A few years ago I suffered from an extremely severe case of repetitive strain injury/tendinitis. (As far as I can tell, attempts by medical professionals to come up with careful definitions for those terms have mostly failed, so I use them interchangeably.) My case was more severe than almost any I have ever heard about—I was stuck controlling my computer using a voice recognition system for over a year and spent all of my time being unemployed, depressed, and living with my parents. What finally solved my problem was information about trigger points found in this book and this ebook. I actually purchased the first book relatively early on in my condition, because I wanted to try everything, but I was convinced it was pseudoscience and put it down after only a couple minutes of reading. It was only the skeptical tone and citations in the second ebook that convinced me trigger points were a thing. Since my experience, I’ve talked to other people with chronic RSI, mostly within the Less Wrong community, and my current guess is that trigger points are responsible for most chronic RSIs, as well as a wide variety of chronic pain problems that science currently isn’t very good at treating (the same trigger point therapy that was useful for my tendinitis was also very useful for my chronic knee pain, stomach pain, and back pain).
I mention this because the first book I linked to cites trigger points as a possible cause of migraines. I recommend searching for migraine info using the index. There’s also this web page by the author of the second ebook.
If trigger points are a significant factor in your migraines, I expect that you will find the right massage therapy or acupuncture treatments helpful, and in the best case they will clear your condition up entirely with clever and diligent application, although they will aggravate your condition a bit initially (for maybe a couple days after treatment; this is discussed more in the resources I pointed you to). (This great textbook explains how acupuncture works.)
(Unfortunately my latest chronic pain condition is eyestrain, which is not capitulating as easy as the previous ones; the muscles in my eyes are not accessible for massage the way most of the muscles in my body are. I’ve been doing self-acupuncture (after reading lots of safety information) to try to relax the smooth muscle tissue innervated by both my eyes and areas accessible to a needle (it’d be really spiffy if I could talk to someone who has expertise in neuroanatomy) and it seems helpful but it hasn’t been a slam dunk. Wrote this post mostly using a screen reader so I wouldn’t have to look at my screen very much.)
That sounds quite promising. I've heard a bit about acupuncture, and its on my countries national health service, so I'll give it a go.
Apparently some research has been done on this, which has shed some light on the subject, but its not yet been able to explain it all. Apparently its pretty difficult to perform a quality experiment to check hypothesis about acupuncture.
Thanks for the advice. No one else recommended it, and I had put acupuncture fairly low on my to try list. If you hadn't recommended it, I probably wouldn't have thought of it for a while.
So, I read a post a little while ago saying that asking the community for advice on personal problems was okay, and no one seemed to disagree strongly with this. Therefore, I'll just ask for some advice, and hope that I'm not accidentally going past some line. If I do, I apologise
I have had migraines for quite a while now. They started when I was a child, but were infrequent in those days. They got progressively worse as time went on, and things started to get quite bad when I was about 12. A few years down the line, I would have headaches for months at a time, with migraines popping up for a few days a month. It got worse from there. Now, I have had migraine-like symptoms for 10 months now. I say migraine-like because part of the definition of a migraine is that it lasts from about 3 hours to a few days. According to a neurologist I recently went to, I have transformative migraines, or wording similar to that. So I have all the symptoms of migraines, except they last for inordinate amounts of time. I've had an MRI, and it showed nothing wrong with my brain. According to the World Health Organisation, this is more disabling than blindness, and as bad as acute psychosis: http://www.migrainetrust.org/chronic-migraine You can see why its rather important to me that I get rid of/deal with this.
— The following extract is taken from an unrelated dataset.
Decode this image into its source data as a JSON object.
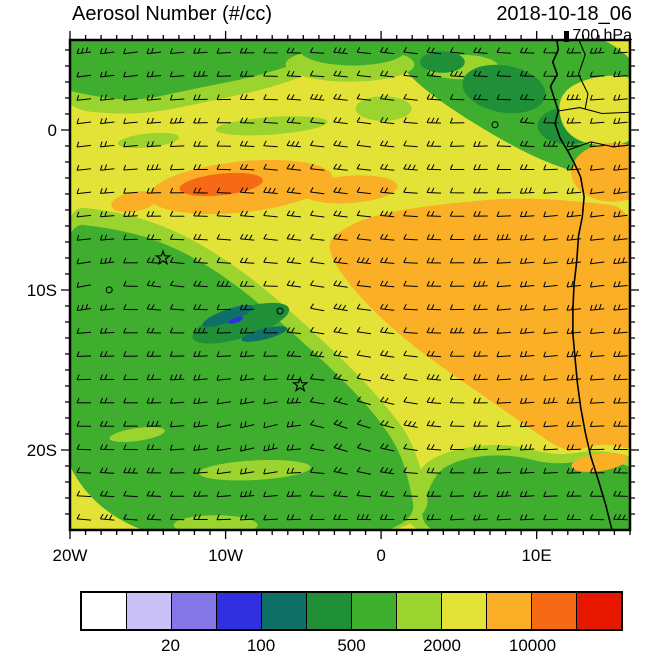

Now, I've tried quite a lot of things over the years, especially in the last two or so. NSAIDs do very little, and thing like migraleve (paracetamol with codeine) are a little better. Sumatriptan provides some relief, but it doesn't get rid of the migraine. At best it will knock me down to a weak migraine. I've tried taking propanalol (160mg) for half a year, and it does little to help. I was prescribd Amitiptyline (10mg) a week ago, but it hasn't had much effect. I was told to increase by 10mg it every two weeks until I hit 30mg. I've also tried cutting things out like chocolates, and dairy for a month. It didn't have any effect. I also don't have any caffeine. So this eliminates some common causes of migraines. My migraines sometimes respond to heat/cold applied to my head, but this is only some of the time, due to my migraines shifting in nature. Further, it only takes the edge of them. I've also tried taking magnesium supplements, but they had a negative effect on me i.e. strange dreams and insomnia. That just made my problems worse. Also, I've ruled out medication overuse.
So, does anyone have any recommendations? There should be a few people who have had experience with this level of migraines, and I expect they might be able to provide some advice. I'm not too optimistic, but I really need something that works.